En conclusion, la Loi sur les services en français était très novatrice en 1986, étant une première au Canada. Depuis ce temps, quelques provinces ont suivi et ont adopté des lois très novatrices à leur tour. À la suite du colloque, je crois qu’un intéressant dialogue entre la communauté et le gouvernement vient de s’amorcer.

Et je suis absolument enchanté des propos de la ministre déléguée aux Affaires francophones du matin du colloque #LSF30, annonçant l’engagement du gouvernement à une refonte de la LSF. C’est donc un coup d’envoi pour les discussions, et j’ai bien hâte de connaître les prochaines étapes qui seront éventuellement annoncées par le gouvernement.

Merci à tous ceux et celles qui se sont joints à nous aux différents événements entourant les célébrations du 30e anniversaire de la Loi sur les services en français. Le Club canadien de Toronto, le colloque #LSF30, les conférences diverses à travers la province et les nombreux reportages offerts par la SRC et Groupe Média TFO (ONfr), des analyses sur la loi actuelle, des rencontres avec les gens ayant contribuées à la mise en place de la Loi ont pu faire comprendre l’impact de celle-ci et l’importance d’en faire la refonte !

Revivre les célébrations de #LSF30 (partie 2)

Aujourd’hui, je vous présente le deuxième grand volet de mes recommandations de mon rapport annuel intitulé LSF 2.0 :

L’offre active

Nous avons soumis un rapport spécial à l’Assemblée législative en mai 2016, expliquant l’importance de l’ajout de l’offre active dans la Loi sur les services en français. Les francophones ne devraient pas avoir à se poser la question : est-ce aujourd’hui que je devrais demander mes services en français ? Car aussitôt que l’on se sent obligé de se poser cette question, nous avons souvent le réflexe de dire – cela ne vaut pas la peine de me battre pour ça maintenant, je veux juste me faire servir.

Et si, en plus, on se trouve dans une situation vulnérable, alors l’offre active de services en français devient encore plus pertinente. Que ce soit dans le domaine de la santé, des services sociaux et communautaires, au niveau des sociétés d’aide à l’enfance et à la jeunesse, de l’accès à la justice, en immigration, auprès des personnes aînées ou auprès des femmes victimes de violence conjugale, nous avons tous besoin, à un moment donné ou un autre, d’un coup de pouce de l’État ontarien. C’est à ce moment que cette aide, effectuée en français, aura une bien meilleure portée.

Pour offrir aux francophones des services de qualité égale ou équivalente, il importe d’ajouter l’offre active dans la demande de la refonte de la Loi. C’est un aspect déjà présent dans la Loi sur les langues officielles au niveau fédéral et dans d’autres lois du même acabit ailleurs au pays, alors pourquoi pas en Ontario également ?

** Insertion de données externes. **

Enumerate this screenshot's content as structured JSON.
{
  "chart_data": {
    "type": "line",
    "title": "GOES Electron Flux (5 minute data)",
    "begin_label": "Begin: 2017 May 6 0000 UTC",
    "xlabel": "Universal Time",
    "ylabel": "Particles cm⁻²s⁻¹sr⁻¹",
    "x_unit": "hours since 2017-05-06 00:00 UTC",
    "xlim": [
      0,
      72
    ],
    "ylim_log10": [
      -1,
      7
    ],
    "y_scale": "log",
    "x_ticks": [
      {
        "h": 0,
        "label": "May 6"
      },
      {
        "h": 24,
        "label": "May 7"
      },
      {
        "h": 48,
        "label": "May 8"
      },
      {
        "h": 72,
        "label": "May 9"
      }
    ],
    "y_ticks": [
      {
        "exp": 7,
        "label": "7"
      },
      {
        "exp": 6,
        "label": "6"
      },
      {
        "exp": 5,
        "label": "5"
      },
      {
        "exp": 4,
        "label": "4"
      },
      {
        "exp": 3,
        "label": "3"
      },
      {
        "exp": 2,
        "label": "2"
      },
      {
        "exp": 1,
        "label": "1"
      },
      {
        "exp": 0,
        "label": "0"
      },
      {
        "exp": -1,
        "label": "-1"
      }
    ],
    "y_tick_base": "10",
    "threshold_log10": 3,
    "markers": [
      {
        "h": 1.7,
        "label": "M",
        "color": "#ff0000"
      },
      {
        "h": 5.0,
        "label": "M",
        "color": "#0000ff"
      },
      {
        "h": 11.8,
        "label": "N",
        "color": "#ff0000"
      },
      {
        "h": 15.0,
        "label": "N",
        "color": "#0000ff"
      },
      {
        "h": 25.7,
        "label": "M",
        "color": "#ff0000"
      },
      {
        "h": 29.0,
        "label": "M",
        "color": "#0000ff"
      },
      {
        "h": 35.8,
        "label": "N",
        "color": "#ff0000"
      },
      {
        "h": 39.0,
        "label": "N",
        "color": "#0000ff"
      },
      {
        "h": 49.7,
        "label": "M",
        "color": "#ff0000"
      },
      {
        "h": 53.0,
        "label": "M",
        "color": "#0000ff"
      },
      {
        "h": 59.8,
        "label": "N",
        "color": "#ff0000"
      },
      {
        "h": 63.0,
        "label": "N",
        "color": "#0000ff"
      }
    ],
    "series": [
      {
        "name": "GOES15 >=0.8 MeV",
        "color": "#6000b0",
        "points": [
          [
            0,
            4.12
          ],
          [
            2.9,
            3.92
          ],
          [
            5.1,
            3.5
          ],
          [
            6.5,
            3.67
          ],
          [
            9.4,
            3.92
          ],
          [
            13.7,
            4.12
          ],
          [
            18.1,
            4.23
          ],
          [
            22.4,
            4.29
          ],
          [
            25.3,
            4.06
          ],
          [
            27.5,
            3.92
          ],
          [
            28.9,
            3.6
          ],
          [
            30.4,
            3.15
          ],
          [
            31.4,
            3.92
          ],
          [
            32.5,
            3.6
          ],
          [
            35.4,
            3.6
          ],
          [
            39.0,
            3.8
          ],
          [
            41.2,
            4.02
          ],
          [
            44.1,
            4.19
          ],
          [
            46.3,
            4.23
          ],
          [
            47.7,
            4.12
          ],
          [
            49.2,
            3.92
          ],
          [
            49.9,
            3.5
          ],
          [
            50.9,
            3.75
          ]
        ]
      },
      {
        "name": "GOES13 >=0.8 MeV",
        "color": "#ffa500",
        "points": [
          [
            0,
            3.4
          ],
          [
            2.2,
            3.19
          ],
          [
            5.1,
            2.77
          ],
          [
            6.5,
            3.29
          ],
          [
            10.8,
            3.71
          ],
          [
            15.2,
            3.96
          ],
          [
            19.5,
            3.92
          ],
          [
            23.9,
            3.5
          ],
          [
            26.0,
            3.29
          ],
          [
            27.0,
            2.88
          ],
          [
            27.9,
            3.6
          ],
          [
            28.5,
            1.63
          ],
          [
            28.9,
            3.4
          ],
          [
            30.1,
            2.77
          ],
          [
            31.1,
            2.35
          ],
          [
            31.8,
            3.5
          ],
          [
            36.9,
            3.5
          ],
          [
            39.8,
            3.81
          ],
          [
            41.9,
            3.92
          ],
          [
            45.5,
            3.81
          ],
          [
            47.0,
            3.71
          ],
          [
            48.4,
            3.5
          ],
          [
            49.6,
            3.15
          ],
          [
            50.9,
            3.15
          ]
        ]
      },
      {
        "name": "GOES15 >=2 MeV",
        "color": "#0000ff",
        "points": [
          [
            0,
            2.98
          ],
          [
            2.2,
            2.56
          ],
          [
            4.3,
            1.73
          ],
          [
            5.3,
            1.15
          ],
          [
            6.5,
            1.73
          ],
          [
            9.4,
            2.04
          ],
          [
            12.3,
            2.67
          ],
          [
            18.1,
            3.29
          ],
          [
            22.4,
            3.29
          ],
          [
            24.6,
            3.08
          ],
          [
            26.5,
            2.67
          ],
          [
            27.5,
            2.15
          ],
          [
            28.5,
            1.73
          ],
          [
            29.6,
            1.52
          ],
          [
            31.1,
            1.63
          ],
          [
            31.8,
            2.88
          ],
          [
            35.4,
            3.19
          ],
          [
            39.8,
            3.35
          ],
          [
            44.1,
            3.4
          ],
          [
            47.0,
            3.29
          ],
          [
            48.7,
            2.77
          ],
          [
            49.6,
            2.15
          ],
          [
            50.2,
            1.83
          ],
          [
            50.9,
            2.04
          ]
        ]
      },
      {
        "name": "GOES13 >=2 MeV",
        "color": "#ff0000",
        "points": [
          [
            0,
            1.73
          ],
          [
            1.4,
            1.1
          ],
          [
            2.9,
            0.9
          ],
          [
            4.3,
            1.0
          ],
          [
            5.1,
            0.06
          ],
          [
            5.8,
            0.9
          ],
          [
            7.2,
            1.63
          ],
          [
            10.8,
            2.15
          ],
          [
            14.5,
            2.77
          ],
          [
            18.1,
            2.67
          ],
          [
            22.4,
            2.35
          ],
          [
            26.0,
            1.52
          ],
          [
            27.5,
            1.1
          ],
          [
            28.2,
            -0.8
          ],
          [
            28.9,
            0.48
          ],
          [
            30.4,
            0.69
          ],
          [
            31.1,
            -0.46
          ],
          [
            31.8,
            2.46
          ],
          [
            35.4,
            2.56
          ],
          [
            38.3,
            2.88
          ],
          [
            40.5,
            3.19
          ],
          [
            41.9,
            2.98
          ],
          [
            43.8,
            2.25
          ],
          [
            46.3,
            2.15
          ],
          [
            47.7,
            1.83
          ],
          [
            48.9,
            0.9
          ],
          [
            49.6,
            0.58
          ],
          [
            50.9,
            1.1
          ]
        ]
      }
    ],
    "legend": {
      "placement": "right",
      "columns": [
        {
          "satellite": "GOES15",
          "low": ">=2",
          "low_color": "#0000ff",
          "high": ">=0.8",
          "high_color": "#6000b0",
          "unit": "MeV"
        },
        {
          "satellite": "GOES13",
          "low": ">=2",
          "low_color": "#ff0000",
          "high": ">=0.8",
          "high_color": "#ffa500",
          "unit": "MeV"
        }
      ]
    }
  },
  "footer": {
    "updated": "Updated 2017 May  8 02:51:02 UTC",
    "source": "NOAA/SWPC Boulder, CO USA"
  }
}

Il est important de rappeler ce que l’offre active doit comprendre :

  1. Des mesures prises pour informer le public de la disponibilité des services ;
  2. L’offre de service dans les deux langues dès le premier contact ;
  3. Le choix au citoyen de choisir la langue de service ;
  4. Que le service soit culturellement approprié ;
  5. Que le citoyen se sente à l’aise dans la prestation des services ;
  6. Offrir un service de qualité égale ou équivalente que le service offert en anglais.